So, there’s a mechanic in Leverage that I’m super pleased with. Ok, there’s actually a lot in Leverage I’m super pleased with, and the prospect that it will end up being an actually working caper game is a prospect that is hugely, hugely exciting to me. I, naturally, already think it is one, but the ultimate test of such a thing is in people playing it, so I need to be patient and wait and see how that goes. I am not very good at that.
But the mechanic I’m thinking of is actually almost entirely tangential to the idea of capers or anything else. To set this up, consider that it’s not hard to make a game, specifically a skill list for a game, that covers 90% of the situations that come up, and that reality allows for the creation of broad, stylized skill lists (such as Hitter, Hacker, Grifter, Mastermind, and Thief – the Leverage Roles) which are very playable. There are, however, two flaws in such a list. First, there will be skills – usually specialized ones – that are not covered by the broad skill list, such as piloting a helicopter or performing neurosurgey. Second, it will not always be entirely clear which broad skill a specific skill falls under. Handling explosives, for example, is something that might reasonably fall under the domain of the Hitter, Hacker or Thief.
Now, the good news is that these limitations are not huge drawbacks in play. The exception skills come up less often than you’d expect; partly because they’e usually suited to uncommon circumstances, but also because the existing skills tend to naturally funnel player behavior towards themselves. The unclear skills can be a problem, but every GM comes up with their own ways to handle that such as best skill applies, worst skill applies or determining appropriate skill based on context.
Still, they do come up and they do occasionally create issues; and that’s where the Leverage specializations come into play. Now, on paper, they look like any other specialization in any other game you’ve seen. You take a specialization (say, “Fighting when outnumbered”) and apply it to a Role (like Hitter) and voila, it gives you an extra d6 when appropriate. Mechanically, nothing new or interesting.
But here’s the trick. And extra d6 in Leverage is not that big a deal. It might help in an arena you’re otherwise terrible at, such as when you want your d4 thief to have at least a little bit of a chance of picking a pocket, but once you start moving into a character’s area of strength, a single d6 is nice, but not critical, and it’s usually pretty easy to generate some other d6’s from being awesome anyway. That would seem to suggest that specializations primarily exist to help compensate for a character’s weaknesses, but doing so misses their much more potent role.
In Leverage, the player decides which role the specialization is associated with, and that means that the player can use a specialization to “pin” a skill to a specific role, ideally a role they’re good at. This offers a much bigger bonus to that sort of activity by moving it to an area of strength, and it addresses the weaknesses of the broad skills very tidily. If there’s a skill that falls outside the sphere of things, like helicopter pilot, then a player can attach it to a role they already excel at, and they are now a *good* helicopter pilot.[1] Similarly, it means that if a certain activity (like, say, explosives or medicine) is important to the character but subject to interpretation in terms of which role it uses, the player can choose a specialty to guarantee that when their character rolls it, they use the role the player has chosen.

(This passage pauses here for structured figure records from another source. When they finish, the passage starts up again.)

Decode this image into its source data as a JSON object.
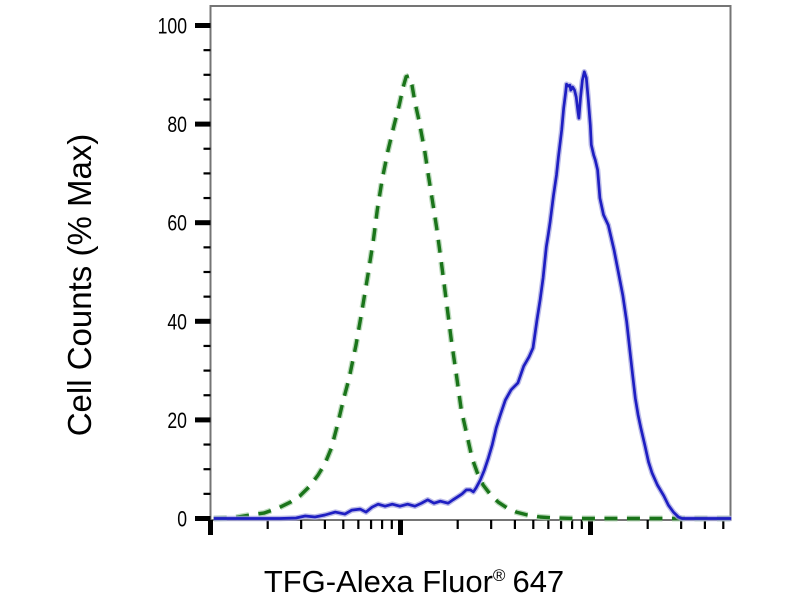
{
  "chart_data": {
    "type": "line",
    "subtype": "flow-cytometry-histogram-overlay",
    "title": "",
    "xlabel": "TFG-Alexa Fluor® 647",
    "xlabel_parts": {
      "main": "TFG-Alexa Fluor",
      "registered": "®",
      "suffix": "647"
    },
    "ylabel": "Cell Counts (% Max)",
    "x_scale": "log",
    "x_range_units": [
      1,
      551
    ],
    "ylim": [
      0,
      104
    ],
    "y_ticks_major": [
      0,
      20,
      40,
      60,
      80,
      100
    ],
    "y_tick_minor_step": 5,
    "x_ticks_major_units": [
      1,
      10,
      100
    ],
    "x_ticks_minor_units": [
      2,
      3,
      4,
      5,
      6,
      7,
      8,
      9,
      20,
      30,
      40,
      50,
      60,
      70,
      80,
      90,
      200,
      300,
      400,
      500
    ],
    "grid": false,
    "legend": "none",
    "colors": {
      "frame": "#757575",
      "ticks": "#000000",
      "text": "#000000",
      "background": "#ffffff"
    },
    "series": [
      {
        "name": "green-dashed",
        "style": "dashed",
        "color": "#1a741a",
        "halo": "#a8cfa8",
        "points": [
          [
            1.04,
            0
          ],
          [
            1.3,
            0.1
          ],
          [
            1.61,
            0.7
          ],
          [
            1.91,
            1.1
          ],
          [
            2.27,
            2.1
          ],
          [
            2.63,
            3.3
          ],
          [
            2.96,
            4.6
          ],
          [
            3.34,
            6.6
          ],
          [
            3.68,
            8.8
          ],
          [
            4.0,
            11.1
          ],
          [
            4.33,
            14.3
          ],
          [
            4.66,
            19.0
          ],
          [
            5.0,
            24.0
          ],
          [
            5.37,
            28.5
          ],
          [
            5.83,
            35.2
          ],
          [
            6.28,
            42.3
          ],
          [
            6.74,
            49.4
          ],
          [
            7.2,
            56.5
          ],
          [
            7.55,
            62.6
          ],
          [
            8.0,
            68.7
          ],
          [
            8.6,
            74.7
          ],
          [
            9.25,
            79.8
          ],
          [
            9.85,
            83.9
          ],
          [
            10.3,
            87.3
          ],
          [
            10.7,
            89.6
          ],
          [
            11.1,
            89.8
          ],
          [
            11.5,
            87.9
          ],
          [
            11.9,
            84.5
          ],
          [
            12.5,
            80.8
          ],
          [
            13.4,
            74.7
          ],
          [
            14.0,
            69.7
          ],
          [
            14.7,
            64.6
          ],
          [
            15.5,
            58.9
          ],
          [
            16.4,
            52.0
          ],
          [
            17.4,
            44.3
          ],
          [
            18.5,
            36.2
          ],
          [
            19.7,
            29.1
          ],
          [
            20.9,
            22.0
          ],
          [
            22.4,
            16.9
          ],
          [
            23.8,
            12.3
          ],
          [
            25.3,
            9.4
          ],
          [
            27.2,
            6.8
          ],
          [
            29.8,
            4.8
          ],
          [
            32.7,
            3.3
          ],
          [
            36.5,
            2.1
          ],
          [
            40.7,
            1.3
          ],
          [
            46.6,
            0.7
          ],
          [
            54.3,
            0.3
          ],
          [
            65.5,
            0.1
          ],
          [
            83,
            0
          ],
          [
            127,
            0
          ],
          [
            205,
            0
          ],
          [
            334,
            0
          ],
          [
            551,
            0
          ]
        ]
      },
      {
        "name": "blue-solid",
        "style": "solid",
        "color": "#1e1ec2",
        "halo": "#a6a6e0",
        "points": [
          [
            1.04,
            0
          ],
          [
            1.61,
            0
          ],
          [
            2.33,
            0
          ],
          [
            2.82,
            0.1
          ],
          [
            3.15,
            0.5
          ],
          [
            3.55,
            0.3
          ],
          [
            4.0,
            0.7
          ],
          [
            4.54,
            1.3
          ],
          [
            5.1,
            0.9
          ],
          [
            5.55,
            1.7
          ],
          [
            6.13,
            1.9
          ],
          [
            6.58,
            1.3
          ],
          [
            7.08,
            2.3
          ],
          [
            7.62,
            2.9
          ],
          [
            8.3,
            2.5
          ],
          [
            9.05,
            2.9
          ],
          [
            9.93,
            2.5
          ],
          [
            10.9,
            2.9
          ],
          [
            11.9,
            2.5
          ],
          [
            12.9,
            3.1
          ],
          [
            13.9,
            3.8
          ],
          [
            15.0,
            3.1
          ],
          [
            16.2,
            3.5
          ],
          [
            17.8,
            3.1
          ],
          [
            18.9,
            3.8
          ],
          [
            20.0,
            4.4
          ],
          [
            21.1,
            5.0
          ],
          [
            22.2,
            5.8
          ],
          [
            23.3,
            5.8
          ],
          [
            24.2,
            5.4
          ],
          [
            25.0,
            6.2
          ],
          [
            26.3,
            7.8
          ],
          [
            27.6,
            9.8
          ],
          [
            29.0,
            12.3
          ],
          [
            30.4,
            14.9
          ],
          [
            31.9,
            18.4
          ],
          [
            33.5,
            21.0
          ],
          [
            35.6,
            24.0
          ],
          [
            38.2,
            26.1
          ],
          [
            41.5,
            27.5
          ],
          [
            44.5,
            30.9
          ],
          [
            47.5,
            32.8
          ],
          [
            49.8,
            34.6
          ],
          [
            52.3,
            40.3
          ],
          [
            54.3,
            44.3
          ],
          [
            56.3,
            48.8
          ],
          [
            58.5,
            55.1
          ],
          [
            59.9,
            57.5
          ],
          [
            61.3,
            60.1
          ],
          [
            63.8,
            65.4
          ],
          [
            66.2,
            69.7
          ],
          [
            67.8,
            73.3
          ],
          [
            70.5,
            78.8
          ],
          [
            72.3,
            83.3
          ],
          [
            74.0,
            86.5
          ],
          [
            74.8,
            88.1
          ],
          [
            76.4,
            87.7
          ],
          [
            77.9,
            87.9
          ],
          [
            78.8,
            86.9
          ],
          [
            80.6,
            87.5
          ],
          [
            82.4,
            86.9
          ],
          [
            84.1,
            85.5
          ],
          [
            86.0,
            82.3
          ],
          [
            86.9,
            81.2
          ],
          [
            88.6,
            85.3
          ],
          [
            90.6,
            88.9
          ],
          [
            92.8,
            90.6
          ],
          [
            95.0,
            89.4
          ],
          [
            97.4,
            84.9
          ],
          [
            99.8,
            79.8
          ],
          [
            101,
            75.8
          ],
          [
            104,
            73.7
          ],
          [
            106,
            72.7
          ],
          [
            109,
            70.7
          ],
          [
            112,
            65.0
          ],
          [
            117,
            61.6
          ],
          [
            124,
            59.5
          ],
          [
            133,
            54.5
          ],
          [
            141,
            49.4
          ],
          [
            148,
            45.3
          ],
          [
            155,
            39.9
          ],
          [
            161,
            34.2
          ],
          [
            166,
            29.7
          ],
          [
            172,
            24.4
          ],
          [
            178,
            21.0
          ],
          [
            184,
            18.4
          ],
          [
            193,
            14.9
          ],
          [
            202,
            11.5
          ],
          [
            211,
            9.2
          ],
          [
            225,
            6.8
          ],
          [
            243,
            4.6
          ],
          [
            257,
            2.7
          ],
          [
            273,
            1.3
          ],
          [
            290,
            0.3
          ],
          [
            304,
            0
          ],
          [
            378,
            0
          ],
          [
            551,
            0
          ]
        ]
      }
    ]
  }
}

In the grand scheme of things, this is a very small rule, and in Leverage it’s even smaller because characters have other ways around these issues as well, but it’s exactly the kind of rule I really like because it’s small and easy to apply while quietly offering a very broad and useful impact.
Anyway, time to go back to waiting for the print edition to come out!
1 – Yes, that skips over the whole issue of characters being obliged to suck at certain skills unless they want to spend heavily just to cover some part of their concept that doesn’t come up that often. What a shame, that.
Worth noting that initially, we weren’t going to have Specialties do anything more mechanically than just settle the argument over which Role the narrow field of skill covers. However, I’m big on mechanical representation, and in Cortex Plus the dice are a big feature of play, hence the d6 bonus.
And I like that this d6 isn’t a game-changer but it does give you a reason to assign the Specialty to a d4 Role (since it actually boosts your performance) while providing a nice supporting back-up to those d8 or d10 Roles.